New rule affects homeowners in foreclosure avoidance program
Taking borrowers at their word for how much they earn was a major cause of the mortgage meltdown. That practice may also be why an Obama administration program has struggled to convert temporary loan modifications into permanent ones.
The government said Thursday that it would overhaul the program by requiring homeowners to document their incomes before trial modifications are granted. Borrowers previously could have their interest rates lowered and the terms of their loans extended on a trial basis without providing pay stubs or other financial documents.
Banks and other mortgage service providers were supposed to collect those documents during a three-month trial period, with the modification becoming permanent if the borrower made three reduced monthly payments and submitted the required paperwork. But the program yielded few permanent modifications.
Last year, servicers extended nearly 1.2 million offers of trial modifications -- but just 66,465 troubled home loans were modified permanently.
Loan servicers said large numbers of borrowers failed to turn in the proper documents, and homeowners complained that the banks were unreasonable and lost paperwork.
The new procedure, to be adopted by servicers by June 1, would require three documents upfront: a formal application including a description of the hardship created by the mortgage; proof of income, which would mean at least two pay stubs or the most recent profit and loss statement for self-employed borrowers; and a form authorizing the Internal Revenue Service to release tax data to the servicer.
Under the plan, servicers will be required to respond within 10 days to an initial request for a modification. Once documents are provided, the servicer will have one month to tell borrowers whether they qualify for a trial modification.
If a borrower makes three payments at the modified rate, the modification will automatically be made permanent.
In an attempt to address a large backlog of incomplete modifications, the Treasury Department said it would allow servicers some discretion in making loans permanent if only minor paperwork was missing.
Phyllis Caldwell, chief of the department’s Homeownership Preservation Office, said in a statement that the shift in policy “represents our commitment to more efficiently move qualified homeowners into permanent modifications.”
Some lending groups and banks praised the changes, which they said would reduce the high volume of attempted modifications that end in disappointment for borrowers.
The changes should help borrowers better understand the process and their chance of getting a loan modified, said Kevin Waetke, a spokesman for Wells Fargo & Co., the second-largest loan servicer. Wells Fargo will adopt the new procedures March 1, he said.
John Taylor, president of the National Community Reinvestment Coalition, called the changes mere “tweaks” and said lenders should cut loan balances to avoid losing even more money on foreclosures. The government, Taylor said, should use its control of Fannie Mae and Freddie Mac to start writing down the principal on mortgages owned or insured by them “and demand that the private sector do the same.”
The program, launched last spring, was designed to provide billions of dollars in subsidies to encourage lenders to forestall foreclosures by reducing mortgage payments to 31% of the borrowers’ household income.

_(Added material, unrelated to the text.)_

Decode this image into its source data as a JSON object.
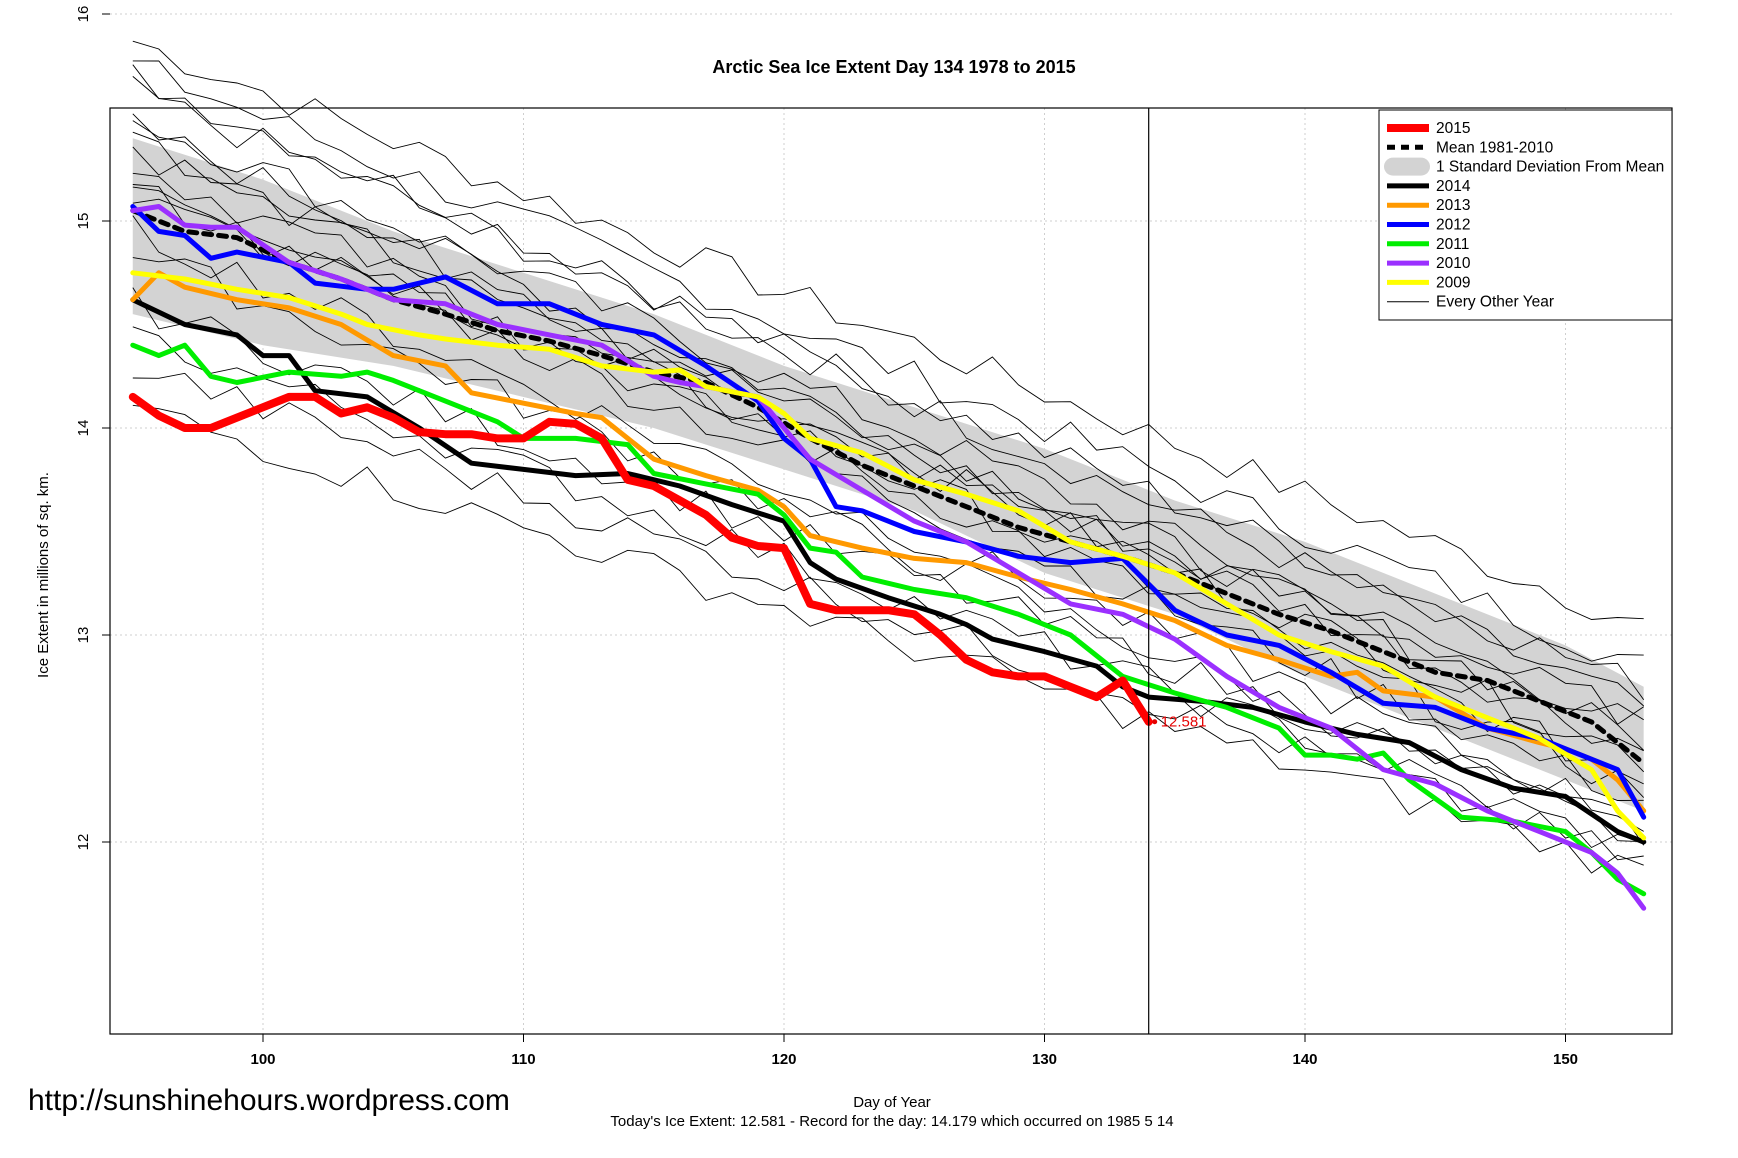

The goal was to offer modifications to 3 million to 4 million Americans.
To obtain the subsidies, servicers must take a series of steps to reach an affordable payment: reduce the interest rate, extend the loan’s term to 40 years and suspend payments on part of the amount owed. A permanent reduction of the loan balance is optional.

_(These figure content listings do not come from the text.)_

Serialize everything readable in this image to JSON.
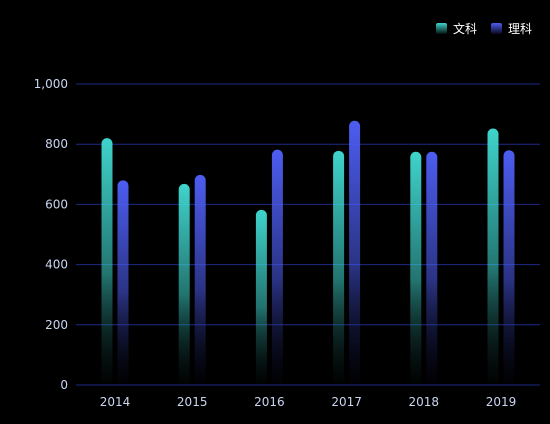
{
  "chart_data": {
    "type": "bar",
    "categories": [
      "2014",
      "2015",
      "2016",
      "2017",
      "2018",
      "2019"
    ],
    "series": [
      {
        "name": "文科",
        "values": [
          820,
          668,
          582,
          778,
          775,
          852
        ],
        "color": "#3fd4cc",
        "color_bottom": "#06110f"
      },
      {
        "name": "理科",
        "values": [
          680,
          698,
          782,
          878,
          775,
          780
        ],
        "color": "#4d5df0",
        "color_bottom": "#07081a"
      }
    ],
    "y_ticks": [
      "0",
      "200",
      "400",
      "600",
      "800",
      "1,000"
    ],
    "y_tick_values": [
      0,
      200,
      400,
      600,
      800,
      1000
    ],
    "ylim": [
      0,
      1000
    ],
    "grid": true,
    "legend_position": "top-right",
    "grid_color": "#1d2a86",
    "text_color": "#c9d6f0",
    "background": "#000000"
  }
}
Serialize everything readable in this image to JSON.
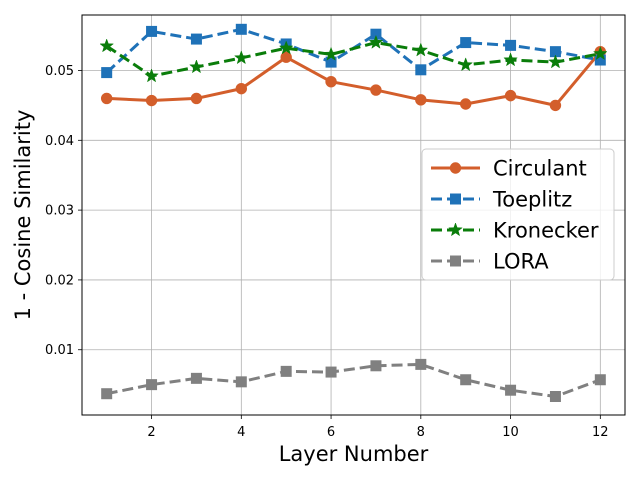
{
  "chart_data": {
    "type": "line",
    "title": "",
    "xlabel": "Layer Number",
    "ylabel": "1 - Cosine Similarity",
    "xlim": [
      0.45,
      12.55
    ],
    "ylim": [
      0.00065,
      0.05795
    ],
    "xticks": [
      2,
      4,
      6,
      8,
      10,
      12
    ],
    "xtick_labels": [
      "2",
      "4",
      "6",
      "8",
      "10",
      "12"
    ],
    "yticks": [
      0.01,
      0.02,
      0.03,
      0.04,
      0.05
    ],
    "ytick_labels": [
      "0.01",
      "0.02",
      "0.03",
      "0.04",
      "0.05"
    ],
    "grid": true,
    "legend_position": "center-right",
    "x": [
      1,
      2,
      3,
      4,
      5,
      6,
      7,
      8,
      9,
      10,
      11,
      12
    ],
    "series": [
      {
        "name": "Circulant",
        "color": "#d35e2b",
        "marker": "circle",
        "line_style": "solid",
        "values": [
          0.046,
          0.0457,
          0.046,
          0.0474,
          0.0519,
          0.0484,
          0.0472,
          0.0458,
          0.0452,
          0.0464,
          0.045,
          0.0527
        ]
      },
      {
        "name": "Toeplitz",
        "color": "#1f72b8",
        "marker": "square",
        "line_style": "dashed",
        "values": [
          0.0497,
          0.0556,
          0.0545,
          0.0559,
          0.0538,
          0.0512,
          0.0552,
          0.0501,
          0.054,
          0.0536,
          0.0527,
          0.0515
        ]
      },
      {
        "name": "Kronecker",
        "color": "#0a7d0a",
        "marker": "star",
        "line_style": "dashed",
        "values": [
          0.0535,
          0.0492,
          0.0505,
          0.0518,
          0.0532,
          0.0523,
          0.054,
          0.0529,
          0.0508,
          0.0515,
          0.0512,
          0.0524
        ]
      },
      {
        "name": "LORA",
        "color": "#808080",
        "marker": "square",
        "line_style": "dashed",
        "values": [
          0.0037,
          0.005,
          0.0059,
          0.0054,
          0.0069,
          0.0068,
          0.0077,
          0.0079,
          0.0057,
          0.0042,
          0.0033,
          0.0057
        ]
      }
    ]
  }
}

But the servicers also must calculate whether the lender or current owner of the loan will come out ahead by doing the modification or by foreclosing. If the loan owner comes out ahead with a modification, the servicer is required to make it. By documenting the borrowers’ financial situation before offering a trial modification, servicers can make this calculation upfront and inform borrowers whether they qualify.
“Increasing the number of borrowers receiving permanent modifications . . . is critical to our efforts to preserve affordable and sustainable homeownership,” said William Apgar, a Harvard University housing expert on leave to help the Department of Housing and Urban Development deal with the foreclosure crisis.